Opponents and proponents of raw milk testified at the Capitol on Wednesday. Senator Dale Schultz (R-Richland Center) called the hearing on legislation (SB 236/AB 287) from state Senator Glenn Grothman (R-West Bend) and Representative Chris Danou (D-Trempeleau). The measure would allow on-farm sales of unpasteurized milk, direct to consumers.
“The farmers themselves drink raw milk, they give it to their employees and to people who visit the farm,” said Grothman. “Despite the fact that millions of people drink raw milk, Wisconsin’s dairy industry continues to thrive.”
Farmer Vince Hundt said allowing sales of unpasteurized milk would being Wisconsin in line with at least 30 other states and much of the rest of the world. “We are free to buy gin, cigarettes and shotguns, but not unprocessed milk,” he said.
Opponents claim raw milk presents a health hazard, especially to children, and that the state’s dairy industry could be damaged if there’s an outbreak of illness.
Shawn Pfaff is a lobbyist for the Dairy Business Association. “There’s just as much emotion and passion and scientific fact on the side to oppose this legislation,” Pfaff said. “It’s nothing personal against Senator Grothman and Representative Danou and their bill.”
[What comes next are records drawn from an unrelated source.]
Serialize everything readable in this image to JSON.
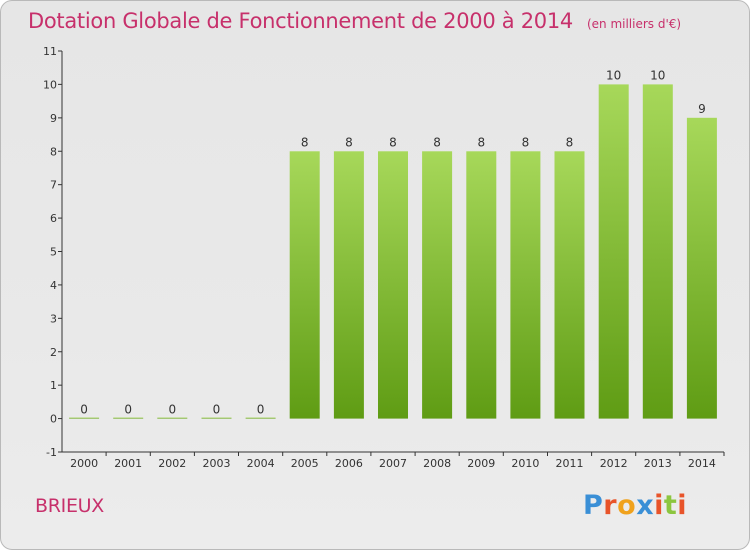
{
  "title": "Dotation Globale de Fonctionnement de 2000 à 2014",
  "unit_note": "(en milliers d'€)",
  "commune": "BRIEUX",
  "logo": {
    "text": "Proxiti",
    "letter_colors": [
      "#3a8fd6",
      "#e8542a",
      "#f0a21d",
      "#3a8fd6",
      "#e8542a",
      "#8cc63f",
      "#e8542a"
    ]
  },
  "colors": {
    "accent": "#c7306b",
    "bar_top": "#a7d85a",
    "bar_bottom": "#5f9c14"
  },
  "chart_data": {
    "type": "bar",
    "title": "Dotation Globale de Fonctionnement de 2000 à 2014",
    "categories": [
      "2000",
      "2001",
      "2002",
      "2003",
      "2004",
      "2005",
      "2006",
      "2007",
      "2008",
      "2009",
      "2010",
      "2011",
      "2012",
      "2013",
      "2014"
    ],
    "values": [
      0,
      0,
      0,
      0,
      0,
      8,
      8,
      8,
      8,
      8,
      8,
      8,
      10,
      10,
      9
    ],
    "value_labels": [
      "0",
      "0",
      "0",
      "0",
      "0",
      "8",
      "8",
      "8",
      "8",
      "8",
      "8",
      "8",
      "10",
      "10",
      "9"
    ],
    "y_ticks": [
      "-1",
      "0",
      "1",
      "2",
      "3",
      "4",
      "5",
      "6",
      "7",
      "8",
      "9",
      "10",
      "11"
    ],
    "ylim": [
      -1,
      11
    ],
    "grid": false,
    "xlabel": "",
    "ylabel": ""
  }
}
A farmer who was acquitted of selling raw milk without a license said he is “mostly opposed” to the bill.
Vernon Hershberger said the proposal wouldn’t treat all farmers equally. “According to what the jury said in Baraboo, I’m allowed to do what I’m doing without license, the other farmers who have a Grade A dairy license it appears would get into trouble if they tried to sell raw milk on the side directly from farm to consumer.”
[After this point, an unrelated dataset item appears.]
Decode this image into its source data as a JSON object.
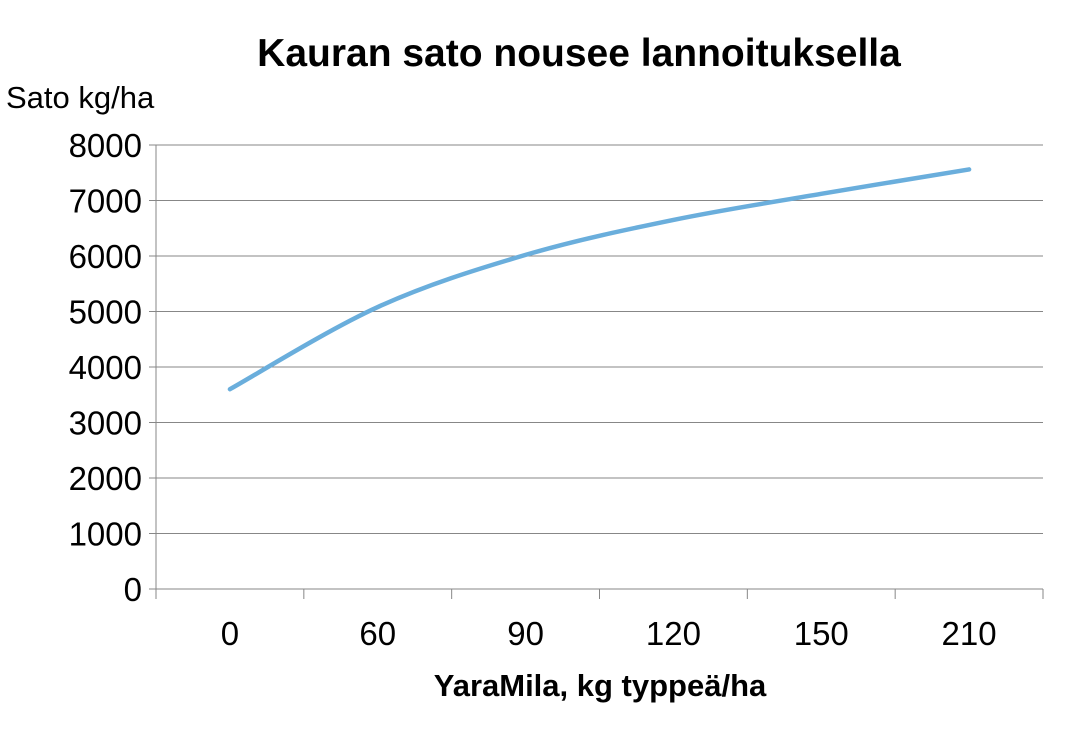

The dairy industry and numerous groups representing health care professionals oppose the bill because raw milk represents too big a risk, according to Pfaff. “Whether it be the cheesemakers, whether it be the Medical Society or others, we do not see room to compromise, because the product is unsafe,” he said.
But consumers are smart enough to know the difference between potential illness caused by raw milk and regular dairy products, said Mark Kastel with the Cornucopia Institute.
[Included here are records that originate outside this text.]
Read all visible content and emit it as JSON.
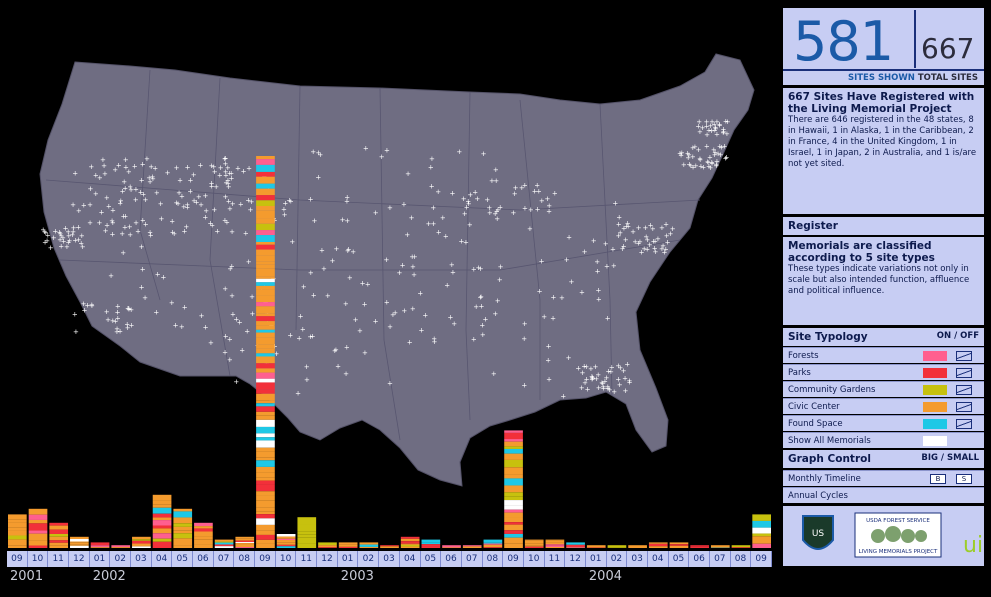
{
  "counts": {
    "shown": "581",
    "total": "667",
    "shown_label": "SITES SHOWN",
    "total_label": "TOTAL SITES"
  },
  "info1": {
    "heading": "667 Sites Have Registered with the Living Memorial Project",
    "body": "There are 646 registered in the 48 states, 8 in Hawaii, 1 in Alaska, 1 in the Caribbean, 2 in France, 4 in the United Kingdom, 1 in Israel, 1 in Japan, 2 in Australia, and 1 is/are not yet sited."
  },
  "register_label": "Register",
  "info2": {
    "heading": "Memorials are classified according to 5 site types",
    "body": "These types indicate variations not only in scale but also intended function, affluence and political influence."
  },
  "typology": {
    "title": "Site Typology",
    "onoff": "ON / OFF",
    "items": [
      {
        "label": "Forests",
        "color": "#ff5f8f"
      },
      {
        "label": "Parks",
        "color": "#f2303a"
      },
      {
        "label": "Community Gardens",
        "color": "#c7c10e"
      },
      {
        "label": "Civic Center",
        "color": "#f49b2e"
      },
      {
        "label": "Found Space",
        "color": "#1ec8e6"
      }
    ],
    "show_all": "Show All Memorials"
  },
  "graph": {
    "title": "Graph Control",
    "bigsmall": "BIG / SMALL",
    "monthly": "Monthly Timeline",
    "monthly_btn1": "B",
    "monthly_btn2": "S",
    "annual": "Annual Cycles"
  },
  "logos": {
    "left": "U.S. Forest Service shield",
    "center_line1": "USDA FOREST SERVICE",
    "center_line2": "LIVING MEMORIALS PROJECT",
    "right": "ui"
  },
  "timeline": {
    "months": [
      "09",
      "10",
      "11",
      "12",
      "01",
      "02",
      "03",
      "04",
      "05",
      "06",
      "07",
      "08",
      "09",
      "10",
      "11",
      "12",
      "01",
      "02",
      "03",
      "04",
      "05",
      "06",
      "07",
      "08",
      "09",
      "10",
      "11",
      "12",
      "01",
      "02",
      "03",
      "04",
      "05",
      "06",
      "07",
      "08",
      "09"
    ],
    "years": [
      {
        "label": "2001",
        "month_index": 0
      },
      {
        "label": "2002",
        "month_index": 4
      },
      {
        "label": "2003",
        "month_index": 16
      },
      {
        "label": "2004",
        "month_index": 28
      }
    ],
    "counts": [
      12,
      14,
      9,
      4,
      2,
      1,
      4,
      19,
      14,
      9,
      3,
      4,
      140,
      5,
      11,
      2,
      2,
      2,
      1,
      4,
      3,
      1,
      1,
      3,
      42,
      3,
      3,
      2,
      1,
      1,
      1,
      2,
      2,
      1,
      1,
      1,
      12
    ],
    "colors": {
      "forests": "#ff5f8f",
      "parks": "#f2303a",
      "gardens": "#c7c10e",
      "civic": "#f49b2e",
      "found": "#1ec8e6",
      "white": "#ffffff"
    }
  },
  "markers": {
    "color": "#ffffff"
  }
}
“Can you imagine any media outlet being irresponsible enough to have the headline ‘milk makes people sick’? That would never happen. Reporters and editors would differentiate between the milk that’s commonly available from the grocery store, and milk that’s available directly from the farmer,” said Kastel.
The legislation from Grothman and Chris is not the first effort of it’s kind in Wisconsin. A raw milk bill passed the legislature in 2010, only to be vetoed by Governor Jim Doyle.